Viele sagen, dass Seerecht schreibt die Verbringung in den nächsten sicheren Hafen vor. Das ist falsch. Nach Ziffer 3.1.9 des Annexes zum SAR sowie nach dem neu eingeführten Absatz 1.1 der Regel V/33 des SOLAS sind die Geretteten innerhalb einer angemessenen Zeit an einen „sicheren Ort“ zu bringen. Ein „sicherer Ort“ im Sinne der See-völkerrechtlichen Verpflichtungen ist damit nicht zwangsläufig nur ein sicherer Hafen. Ein „sicherer Ort“ kann grundsätzlich auch an Bord eines anderen, größeren Schiffes sein(Schiffe der Küstenwache etc.). Bei der Rückführung Geretteter in einen fremden Hafen haben Staatsschiffe das sogenannte refoulement-Verbot zu beachten (Art. 33 Abs. 1 der Genfer Flüchtlingskonvention). Auf private Schiffe wie Seawatch etc. findet das refoulement-Verbot jedoch keine Anwendung. Somit kann sich die Kapitänin auch nicht darauf berufen. Die Rechtslage ist da leider nicht eindeutig genug und das nutzen solche NGO´s für ihre Zwecke aus.

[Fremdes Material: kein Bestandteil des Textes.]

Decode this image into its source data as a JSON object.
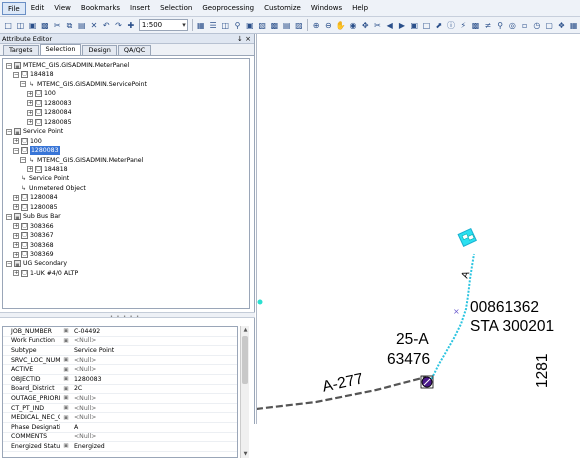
{
  "menu": [
    "File",
    "Edit",
    "View",
    "Bookmarks",
    "Insert",
    "Selection",
    "Geoprocessing",
    "Customize",
    "Windows",
    "Help"
  ],
  "toolbar": {
    "scale": "1:500"
  },
  "editor": {
    "title": "Attribute Editor",
    "title_buttons": "↓ ×",
    "tabs": [
      "Targets",
      "Selection",
      "Design",
      "QA/QC"
    ],
    "tree": [
      {
        "t": "MTEMC_GIS.GISADMIN.MeterPanel",
        "ex": "−",
        "ic": "lyr"
      },
      {
        "t": "184818",
        "ex": "−",
        "ic": "row"
      },
      {
        "t": "MTEMC_GIS.GISADMIN.ServicePoint",
        "ex": "−",
        "ic": "rel"
      },
      {
        "t": "100",
        "ex": "+",
        "ic": "row"
      },
      {
        "t": "1280083",
        "ex": "+",
        "ic": "row"
      },
      {
        "t": "1280084",
        "ex": "+",
        "ic": "row"
      },
      {
        "t": "1280085",
        "ex": "+",
        "ic": "row"
      },
      {
        "t": "Service Point",
        "ex": "−",
        "ic": "lyr"
      },
      {
        "t": "100",
        "ex": "+",
        "ic": "row"
      },
      {
        "t": "1280083",
        "ex": "−",
        "ic": "row",
        "selected": true
      },
      {
        "t": "MTEMC_GIS.GISADMIN.MeterPanel",
        "ex": "−",
        "ic": "rel"
      },
      {
        "t": "184818",
        "ex": "+",
        "ic": "row"
      },
      {
        "t": "Service Point",
        "ex": "",
        "ic": "rel"
      },
      {
        "t": "Unmetered Object",
        "ex": "",
        "ic": "rel"
      },
      {
        "t": "1280084",
        "ex": "+",
        "ic": "row"
      },
      {
        "t": "1280085",
        "ex": "+",
        "ic": "row"
      },
      {
        "t": "Sub Bus Bar",
        "ex": "−",
        "ic": "lyr"
      },
      {
        "t": "308366",
        "ex": "+",
        "ic": "row"
      },
      {
        "t": "308367",
        "ex": "+",
        "ic": "row"
      },
      {
        "t": "308368",
        "ex": "+",
        "ic": "row"
      },
      {
        "t": "308369",
        "ex": "+",
        "ic": "row"
      },
      {
        "t": "UG Secondary",
        "ex": "−",
        "ic": "lyr"
      },
      {
        "t": "1-UK #4/0 ALTP",
        "ex": "+",
        "ic": "row"
      }
    ],
    "attributes": [
      {
        "n": "JOB_NUMBER",
        "v": "C-04492",
        "lock": true
      },
      {
        "n": "Work Function",
        "v": "<Null>",
        "lock": true
      },
      {
        "n": "Subtype",
        "v": "Service Point",
        "lock": false
      },
      {
        "n": "SRVC_LOC_NUM",
        "v": "<Null>",
        "lock": true
      },
      {
        "n": "ACTIVE",
        "v": "<Null>",
        "lock": true
      },
      {
        "n": "OBJECTID",
        "v": "1280083",
        "lock": true
      },
      {
        "n": "Board_District",
        "v": "2C",
        "lock": true
      },
      {
        "n": "OUTAGE_PRIORITY",
        "v": "<Null>",
        "lock": true
      },
      {
        "n": "CT_PT_IND",
        "v": "<Null>",
        "lock": true
      },
      {
        "n": "MEDICAL_NEC_CD",
        "v": "<Null>",
        "lock": true
      },
      {
        "n": "Phase Designation",
        "v": "A",
        "lock": false
      },
      {
        "n": "COMMENTS",
        "v": "<Null>",
        "lock": false
      },
      {
        "n": "Energized Status",
        "v": "Energized",
        "lock": true
      },
      {
        "n": "",
        "v": "",
        "lock": false
      }
    ]
  },
  "map": {
    "label_meter": "00861362",
    "label_sta": "STA 300201",
    "label_pole": "25-A",
    "label_pole2": "63476",
    "label_line": "A-277",
    "label_phase": "A",
    "label_side": "1281",
    "colors": {
      "service_line": "#2bc4e0",
      "primary_line": "#555555",
      "device": "#4a1a8a"
    }
  }
}
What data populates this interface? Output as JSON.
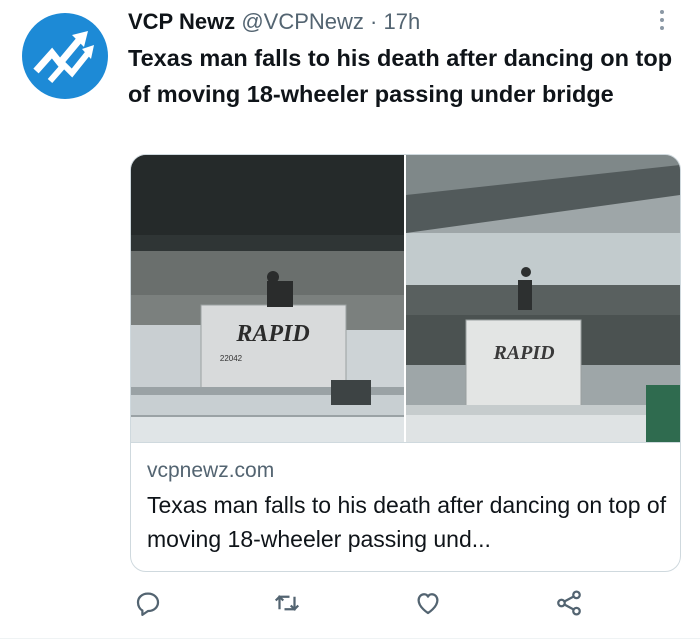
{
  "tweet": {
    "author_name": "VCP Newz",
    "handle": "@VCPNewz",
    "separator": "·",
    "time": "17h",
    "text": "Texas man falls to his death after dancing on top of moving 18-wheeler passing under bridge"
  },
  "card": {
    "domain": "vcpnewz.com",
    "title": "Texas man falls to his death after dancing on top of moving 18-wheeler passing und...",
    "photo_left_truck_label": "RAPID",
    "photo_left_truck_number": "22042",
    "photo_right_truck_label": "RAPID"
  },
  "icons": {
    "avatar": "arrows-logo-icon",
    "more": "more-vertical-icon",
    "reply": "reply-icon",
    "retweet": "retweet-icon",
    "like": "heart-icon",
    "share": "share-icon"
  },
  "colors": {
    "avatar_bg": "#1d8ad6",
    "secondary_text": "#536471",
    "primary_text": "#0f1419",
    "icon": "#536471"
  }
}
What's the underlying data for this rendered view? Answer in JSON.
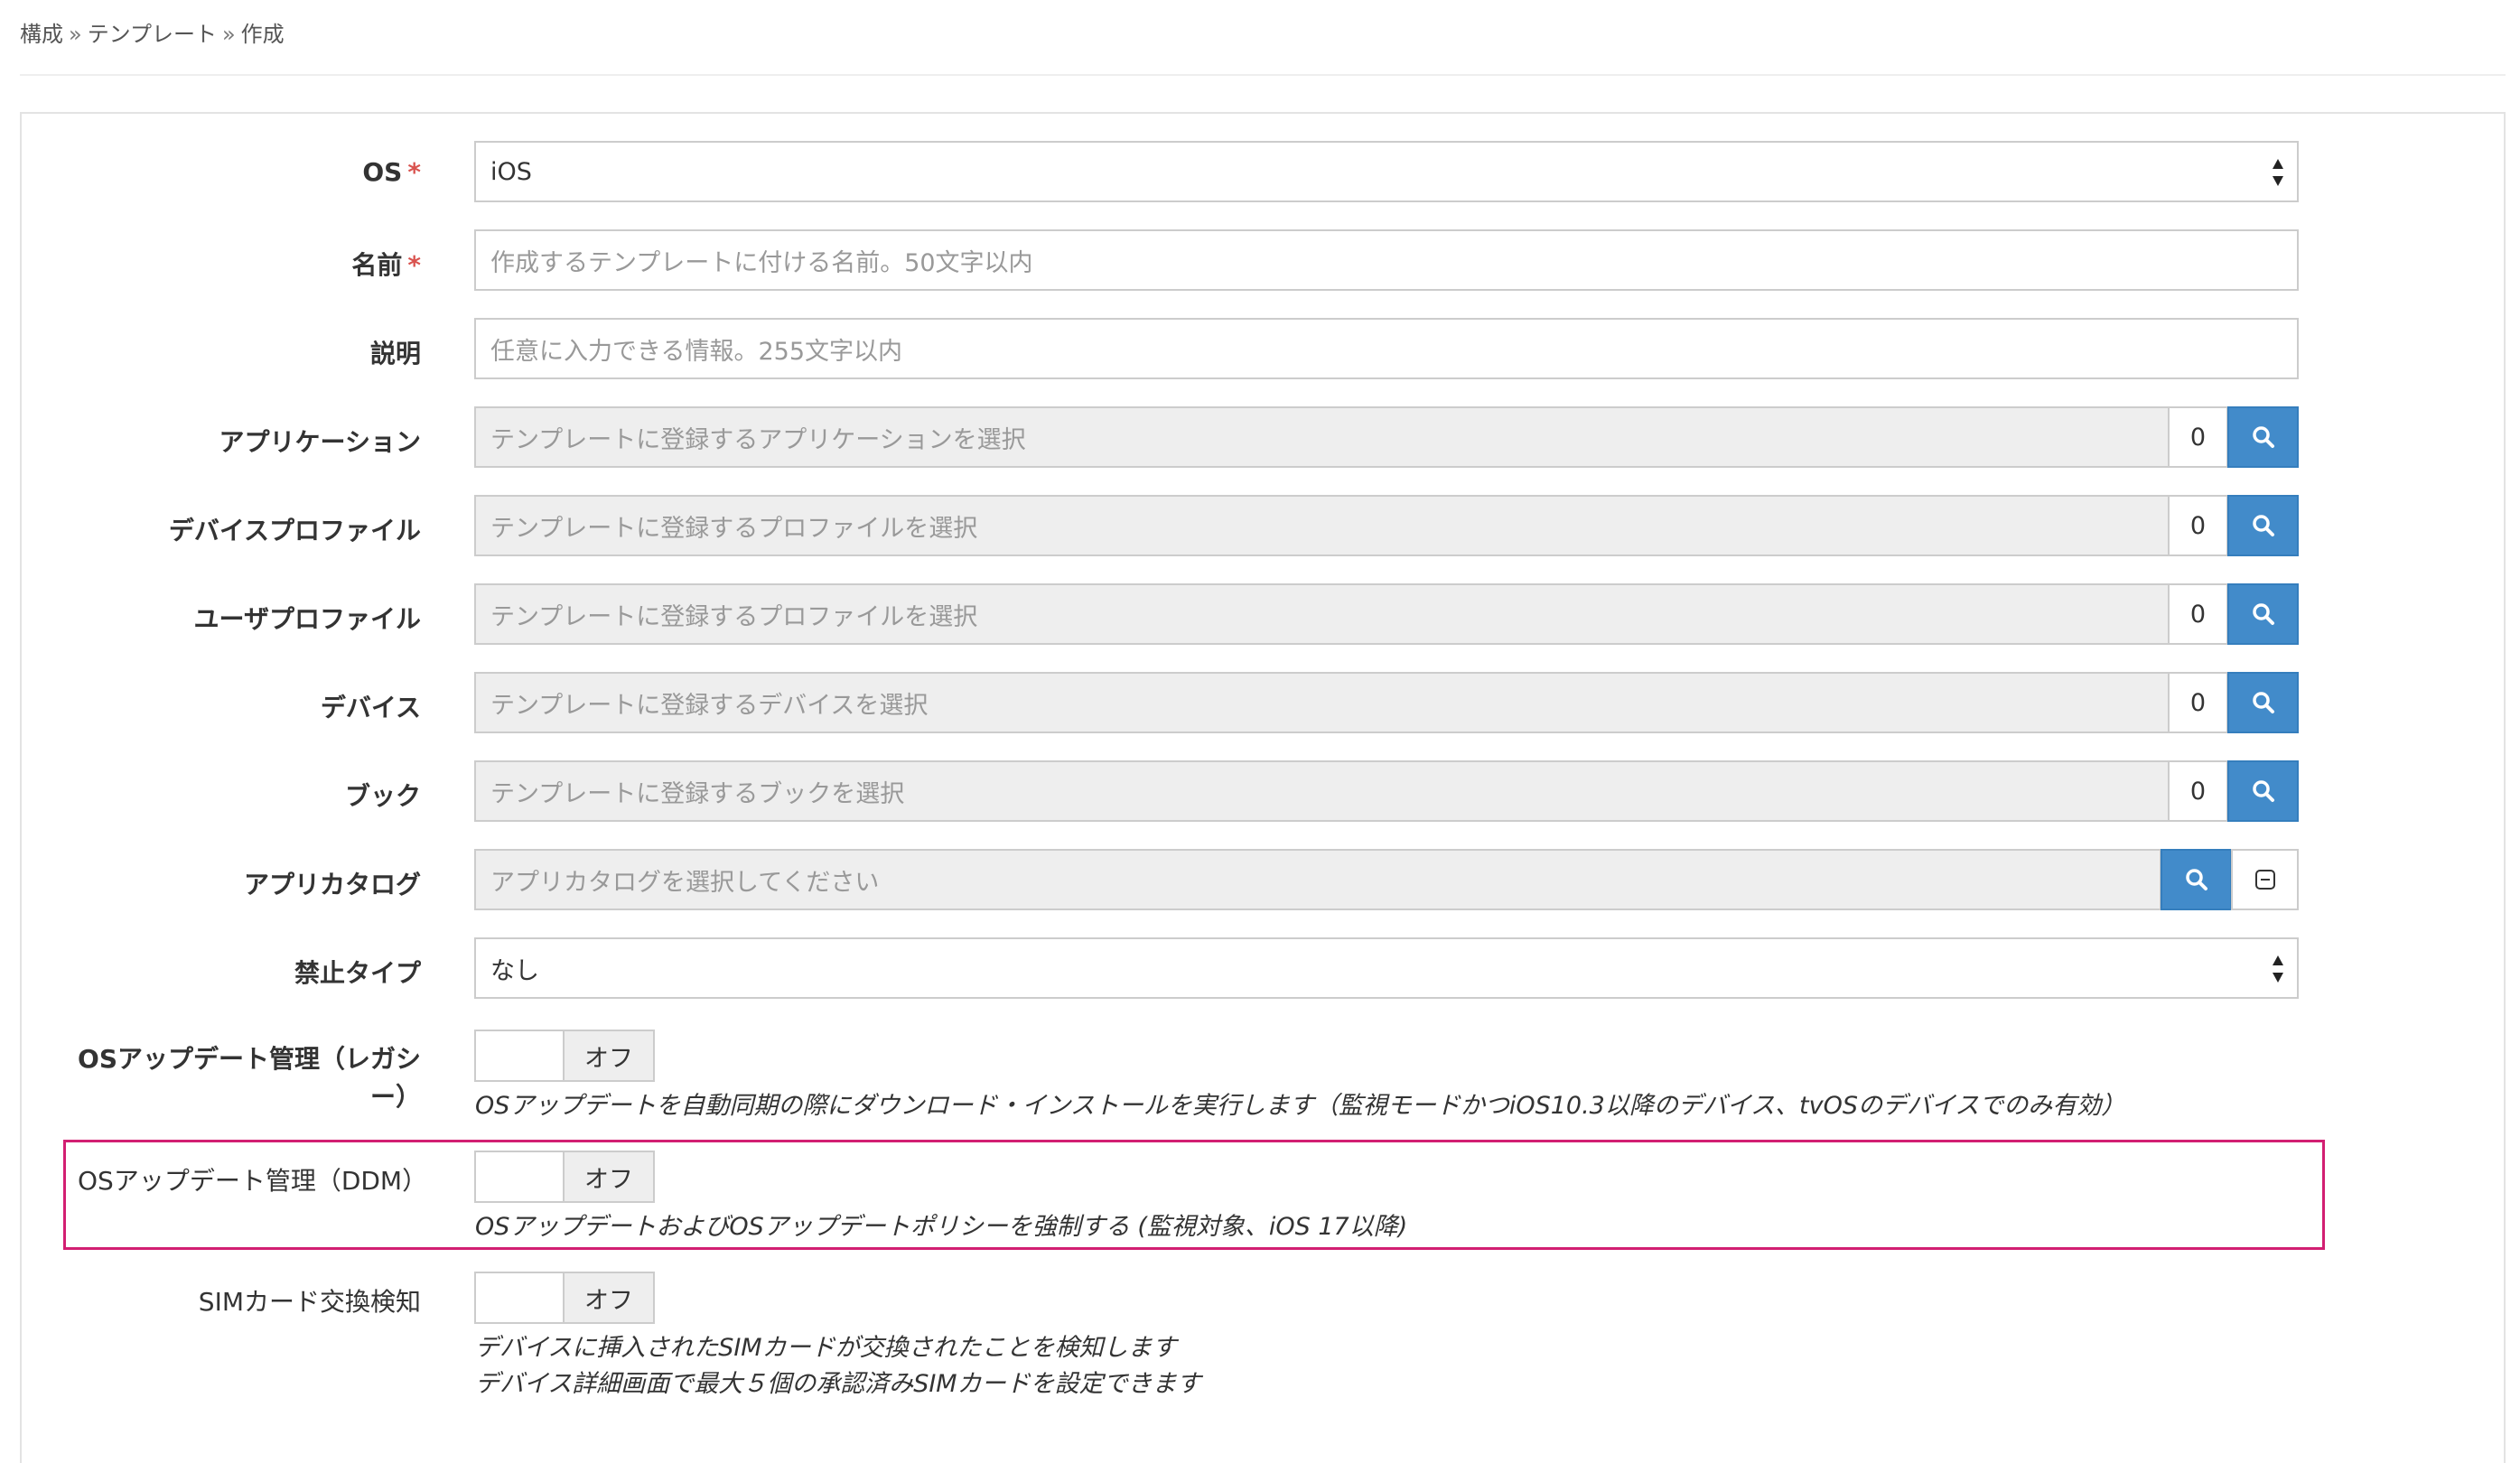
{
  "breadcrumb": [
    "構成",
    "テンプレート",
    "作成"
  ],
  "breadcrumb_sep": "»",
  "form": {
    "os": {
      "label": "OS",
      "required": "*",
      "value": "iOS"
    },
    "name": {
      "label": "名前",
      "required": "*",
      "placeholder": "作成するテンプレートに付ける名前。50文字以内"
    },
    "description": {
      "label": "説明",
      "placeholder": "任意に入力できる情報。255文字以内"
    },
    "applications": {
      "label": "アプリケーション",
      "placeholder": "テンプレートに登録するアプリケーションを選択",
      "count": "0"
    },
    "device_profile": {
      "label": "デバイスプロファイル",
      "placeholder": "テンプレートに登録するプロファイルを選択",
      "count": "0"
    },
    "user_profile": {
      "label": "ユーザプロファイル",
      "placeholder": "テンプレートに登録するプロファイルを選択",
      "count": "0"
    },
    "devices": {
      "label": "デバイス",
      "placeholder": "テンプレートに登録するデバイスを選択",
      "count": "0"
    },
    "books": {
      "label": "ブック",
      "placeholder": "テンプレートに登録するブックを選択",
      "count": "0"
    },
    "app_catalog": {
      "label": "アプリカタログ",
      "placeholder": "アプリカタログを選択してください"
    },
    "prohibit_type": {
      "label": "禁止タイプ",
      "value": "なし"
    },
    "os_update_legacy": {
      "label_line1": "OSアップデート管理（レガシ",
      "label_line2": "ー）",
      "state": "オフ",
      "help": "OSアップデートを自動同期の際にダウンロード・インストールを実行します（監視モードかつiOS10.3以降のデバイス、tvOSのデバイスでのみ有効）"
    },
    "os_update_ddm": {
      "label": "OSアップデート管理（DDM）",
      "state": "オフ",
      "help": "OSアップデートおよびOSアップデートポリシーを強制する (監視対象、iOS 17以降)"
    },
    "sim_change": {
      "label": "SIMカード交換検知",
      "state": "オフ",
      "help_line1": "デバイスに挿入されたSIMカードが交換されたことを検知します",
      "help_line2": "デバイス詳細画面で最大５個の承認済みSIMカードを設定できます"
    }
  },
  "icons": {
    "search": "search-icon",
    "minus": "minus-square-icon",
    "select": "select-arrows-icon"
  },
  "colors": {
    "primary": "#428bca",
    "required": "#d9534f",
    "highlight": "#d21f72"
  }
}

Giovanni Brunner / 05.07.2019

Was erlauben offizielles Deutschland?! Italien ist nicht scharf darauf sich von Deutschland belehrende, strunzdumme und überflüssige Kommentare in der Sache Rakete anhören zu müssen! Und kein einziger Journalist der Mainstreampresse hat Rückgrat genau dies klar auszusprechen und mit diesen beidem Affen Schlitten zu fahren! Aber mich wundert nichts mehr.

R. Richter / 05.07.2019

Zitat Umwelt-Online: “Im Regelwerk von umwelt-online sind alle relevanten rechtlichen Regelungen zu den Themen Umweltschutz, Arbeitssicherheit, Gefahrguttransporte, Gefahrstoffe, Anlagentechnik und -sicherheit etc. erfasst.” (Rechtskataster und Pflichtenmanagement sind lediglich Arbeitshilfen zum Regelwerk) Irrt vielleicht das Bundesministerium für Verkehr und digitale Infrastruktur, wenn es meint, die gesuchte Solas Liste wäre bei umwelt-online.de erhältlich oder handelt es bei dBMVI einem Transport von aus Seenot Gereteter dann doch etwa um einen Gefahrguttransport? Ich würde diesbzgl. noch einmal beim BMVI nachhaken.

toni Keller / 05.07.2019

wer Leben rettet ist kein Verbrecher, außer es handelt sich um ganz kleines Leben, das die Mama noch wirklich braucht, weil es in ihrem Bauch ist, und außerhalb des Bauches nicht lebensfähig ist, dann sind die, die darauf hinweisen, dass das so ist, die ganz, ganz bösen! Hört mir doch einfach auf mit der Doppelmoral, und wenn ihr Leute hier in unser angeblich ach so reiches Deutschland bringen wollt, dann besorgt ihnen ein Besuchsvisum und quartiert sie bei euch ein, unter Übernahme aller Kosten. Und wenn ihr wirklich helfen wollte, weil ein gewisser Jesus das so gewollt hat, dann macht das was er gewollt hat, kümmert euch um die vor eurer Nase, also um die nervige Oma im Heim, die sichtbar überforderte Nachbarin mit dem schreienden Kleinkind, um den Penner am Bahnhof und die kranke Tante. Wenn ihr helfen wollt, übernehmt Verantwortung für die, die ihr herbringt, aber das ist ja uncool, das erfordert viel Arbeit, ergibt viel Frust und von Leuten denen eigene Kinder zu viel Geschäft sind, kann man sowas ja nicht erwarten. Mich erinnert das ganze an eine ganz an den, zu Recht, verurteilten Krankenpfleger, der seine Patienten mit Absicht in Lebensgefahr brachte, um sich als Retter aufspielen zu können.